Up to this point, every chapter has discussed a single chip. From here onward, we discuss systems. The transition is not sentimental: by the time a Rubin GPU is paired with a Vera CPU and packaged together, the unit of design has shifted from the die to the module. The economics shift, the physics shift, the failure modes shift. We are leaving silicon and entering systems integration.
The first artifact of that transition is the Vera Rubin Superchip: a single module containing two Rubin GPUs, one Vera CPU, and the high-speed interconnects that bind them.
The module
Physically, a Vera Rubin Superchip is a flat ceramic-and-organic substrate roughly the size of a paperback book. Embedded within it: three CoWoS-packaged silicon assemblies (two GPU + HBM tiles and one CPU tile), high-speed signal traces between them, dozens of voltage regulators, hundreds of decoupling capacitors, and a perimeter of contacts that will eventually mate the module to a system board.
The module is built up from individual packaged die assemblies that are themselves the products of the steps in the previous twelve chapters. Each tile arrives with its yield certified, its electrical signature verified, and its identity tracked. Robots lay them into the substrate to within microns of position. The whole module contains roughly seventeen thousand individual components, perhaps five times the part count of a smartphone.
Two GPUs and a CPU
The two Rubin GPUs are essentially identical, each fabricated on TSMC N3P with the package totaling about 336 billion transistors across both dies and 288 GB of HBM4 attached. Each delivers about 50 petaflops of FP4 inference compute on its own. Together, they double that.
The Vera CPU is the system's host. It is a custom NVIDIA design — built around 88 cores of NVIDIA's Olympus Arm v9 architecture — and its job is not raw arithmetic but coordination: managing the GPU's memory, dispatching kernels, handling I/O, running the operating system, talking to other Superchips through the rack's network.
The combination of GPU + CPU on a single module is what makes this a superchip rather than just a packaged GPU. The CPU's memory and the GPU's memory are coherent; the CPU can address the GPU's HBM directly without copying data over PCIe. This eliminates one of the oldest tax penalties in heterogeneous computing.
NVLink-C2C, the chip-to-chip bus
The connections that hold this together are not PCIe. PCIe Gen6 — the latest fully ratified standard at the time of Rubin's design — offers about 256 GB/s of total bidirectional bandwidth at x16 (128 GB/s in each direction). That is too slow.
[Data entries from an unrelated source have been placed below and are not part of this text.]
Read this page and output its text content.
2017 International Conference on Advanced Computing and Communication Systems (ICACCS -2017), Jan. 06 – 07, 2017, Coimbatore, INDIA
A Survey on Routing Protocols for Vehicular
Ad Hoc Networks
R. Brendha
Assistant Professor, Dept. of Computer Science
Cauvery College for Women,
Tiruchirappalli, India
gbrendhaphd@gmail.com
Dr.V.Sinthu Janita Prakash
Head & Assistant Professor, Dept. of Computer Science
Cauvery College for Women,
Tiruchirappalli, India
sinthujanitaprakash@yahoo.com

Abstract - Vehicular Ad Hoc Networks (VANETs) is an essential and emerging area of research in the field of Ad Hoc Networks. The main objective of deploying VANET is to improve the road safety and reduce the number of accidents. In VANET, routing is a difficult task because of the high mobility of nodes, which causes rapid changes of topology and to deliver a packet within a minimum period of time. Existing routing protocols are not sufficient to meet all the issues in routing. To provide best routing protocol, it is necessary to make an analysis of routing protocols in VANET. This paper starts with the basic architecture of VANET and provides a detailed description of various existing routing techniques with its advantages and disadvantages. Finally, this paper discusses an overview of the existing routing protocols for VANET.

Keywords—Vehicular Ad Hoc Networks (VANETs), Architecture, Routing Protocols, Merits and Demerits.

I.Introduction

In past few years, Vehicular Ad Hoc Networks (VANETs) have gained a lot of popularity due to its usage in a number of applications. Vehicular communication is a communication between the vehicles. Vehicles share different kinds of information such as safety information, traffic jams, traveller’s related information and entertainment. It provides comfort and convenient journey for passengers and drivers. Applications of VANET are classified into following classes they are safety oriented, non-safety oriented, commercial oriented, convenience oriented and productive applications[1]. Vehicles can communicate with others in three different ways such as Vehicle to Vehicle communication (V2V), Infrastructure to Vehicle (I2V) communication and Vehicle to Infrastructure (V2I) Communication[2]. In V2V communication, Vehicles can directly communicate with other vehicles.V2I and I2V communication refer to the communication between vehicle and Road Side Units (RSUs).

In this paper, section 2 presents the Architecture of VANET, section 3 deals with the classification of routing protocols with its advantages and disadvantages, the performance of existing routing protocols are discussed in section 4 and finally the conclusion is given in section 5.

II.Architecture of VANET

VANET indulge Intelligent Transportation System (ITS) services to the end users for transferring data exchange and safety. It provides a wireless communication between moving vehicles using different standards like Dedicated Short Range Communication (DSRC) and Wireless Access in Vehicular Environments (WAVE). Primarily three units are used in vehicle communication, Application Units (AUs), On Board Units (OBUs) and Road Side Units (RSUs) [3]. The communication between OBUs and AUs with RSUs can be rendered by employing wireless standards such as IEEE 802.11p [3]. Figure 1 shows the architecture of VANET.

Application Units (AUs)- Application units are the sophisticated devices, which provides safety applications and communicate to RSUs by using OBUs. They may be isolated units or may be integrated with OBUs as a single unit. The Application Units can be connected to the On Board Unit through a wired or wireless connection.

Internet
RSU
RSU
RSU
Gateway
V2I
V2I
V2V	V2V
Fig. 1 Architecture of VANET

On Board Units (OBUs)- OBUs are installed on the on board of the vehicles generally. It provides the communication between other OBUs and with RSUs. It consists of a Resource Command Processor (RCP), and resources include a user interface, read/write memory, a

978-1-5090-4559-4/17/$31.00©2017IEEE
The bus that links the GPUs and the CPU within a Superchip is called NVLink-C2C (Chip-to-Chip), and it runs at 1.8 TB/s bidirectional — roughly seven times the bandwidth of PCIe Gen6, and at much lower latency. It is implemented as a die-to-die signaling protocol, with serializer/deserializer circuits on both ends, hundreds of differential pairs running at multi-tens of gigabits per second each.
NVLink-C2C is also what allows the Vera CPU and the Rubin GPUs to share a unified memory space. Inside the module, the GPUs can pull data from CPU-attached memory as if it were their own, and vice versa, without explicit copies. To a programmer, the entire 576 GB of HBM and the CPU's DDR5 memory appears as a single coherent address space.
Seventeen thousand parts
The superchip's seventeen thousand components are not all silicon. The vast majority are passive: capacitors and resistors and voltage-regulator modules and impedance-matching networks. Power delivery to a 100-petaflop module is itself an engineering problem of extraordinary scope. Each Rubin GPU draws perhaps 1.4 kW under full load. The voltage regulators must deliver this current at sub-millivolt accuracy, with tens of nanoseconds of response time, while the GPU's load swings from idle to full and back many times per second.
A finished Vera Rubin Superchip contains more components than a Boeing 737 cockpit. It is assembled by robots in cleanrooms, tested for hours before it leaves the factory floor, and shipped — with its identity tracked individually — to whichever data center has it next.
The superchip is the smallest unit a customer can buy. It is also, by itself, useless. To be turned into an AI factory, it must be combined with seventy-one other GPUs and connected to them in a way the industry has only just learned to do.